San Lorenzo General Store uses a periodic inventory system and the retail inventory method to estimate ending inventory and cost of goods sold. The following data are available for the month of October:
Cost | Retail | |
Beginning inventory | $ 38,000 | $ 53,000 |
Net purchases | 13,270 | 31,900 |
Net markups | 1,500 | |
Net markdowns | 950 | |
Net sales | 35,000 |
Required:
Complete the table below to estimate the average cost of ending inventory and cost of goods sold for October using the information provided.
Note: Round ratio calculation to 2 decimal places (i.e., 0.1234 should be entered as 12.34%.). Enter amounts to be deducted with a minus sign.
On January 1, 2024, the Brunswick Hat Company adopted the dollar-value LIFO retail method. The following data are available for 2024:
Cost | Retail | |
Beginning inventory | $ 80,620 | $ 139,000 |
Net purchases | 125,000 | 254,000 |
Net markups | 9,000 | |
Net markdowns | 13,000 | |
Net sales | 221,000 | |
Retail price index, 12/31/2024 | 1.05 |
Required:
Calculate the estimated ending inventory and cost of goods sold for 2024 using the information provided.

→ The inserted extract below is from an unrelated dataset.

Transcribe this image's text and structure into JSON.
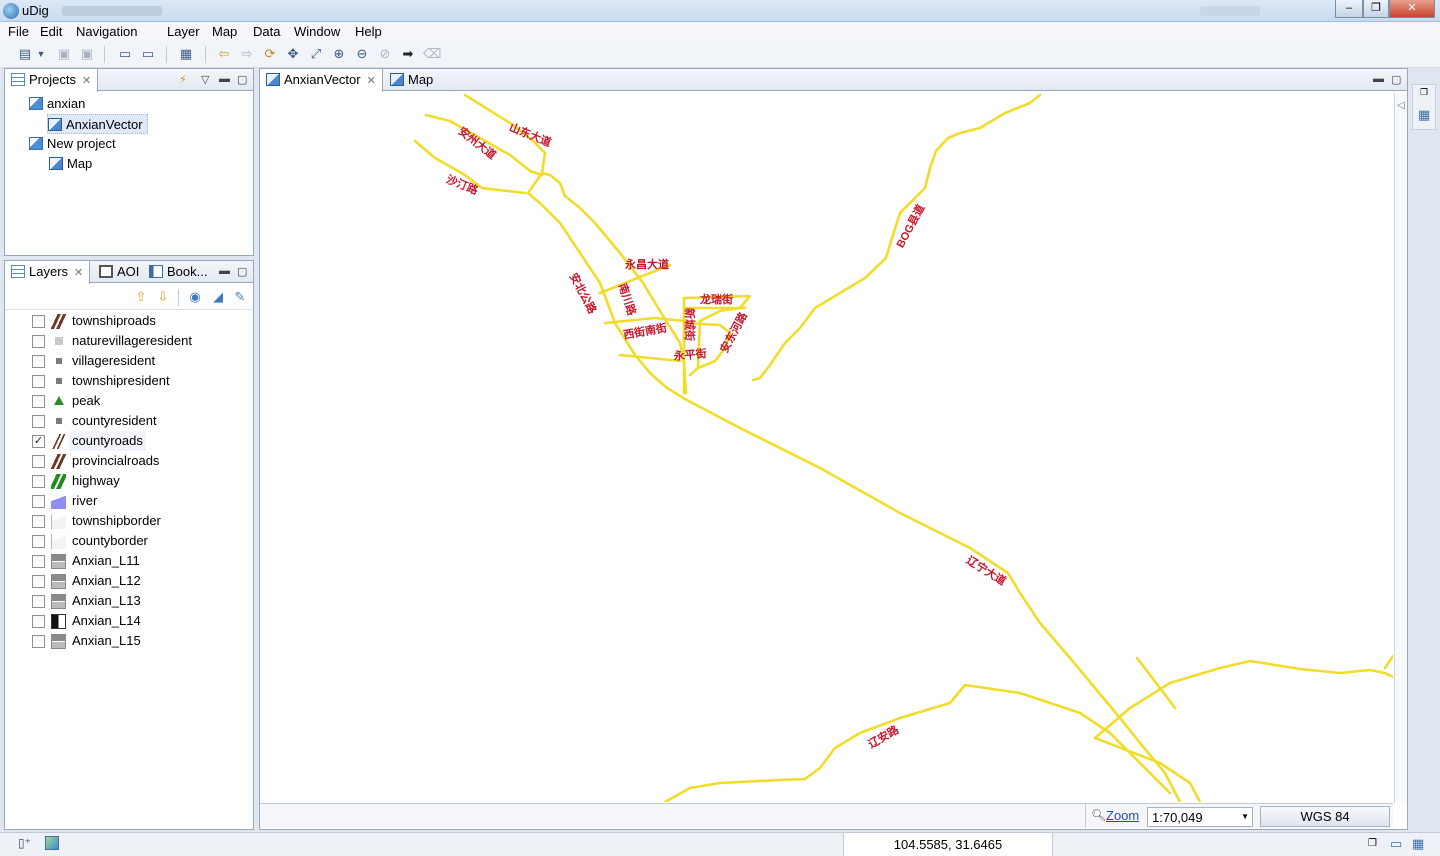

Note: Do not round intermediate calculations.
Home Stop sells two product categories, furniture and accessories. Information pertaining to its year-end inventory is as follows:
Inventory, by Product Category | Quantity | Per Unit Cost | Market |
Furniture: | |||
Chairs | 80 | $ 45 | $ 51 |
Desks | 60 | 93 | 78 |
Tables | 20 | 104 | 112 |
Accessories: | |||
Rugs | 30 | 80 | 68 |
Lamps | 40 | 42 | 38 |
Required:
- Determine the carrying value of inventory at year-end, assuming the lower of cost or market (LCM) rule is applied to (a) individual products, (b) product categories, and (c) total inventory.
- Assuming inventory write-downs are common for Home Stop, record any necessary year-end adjusting entry for each of the LCM applications in requirement 1.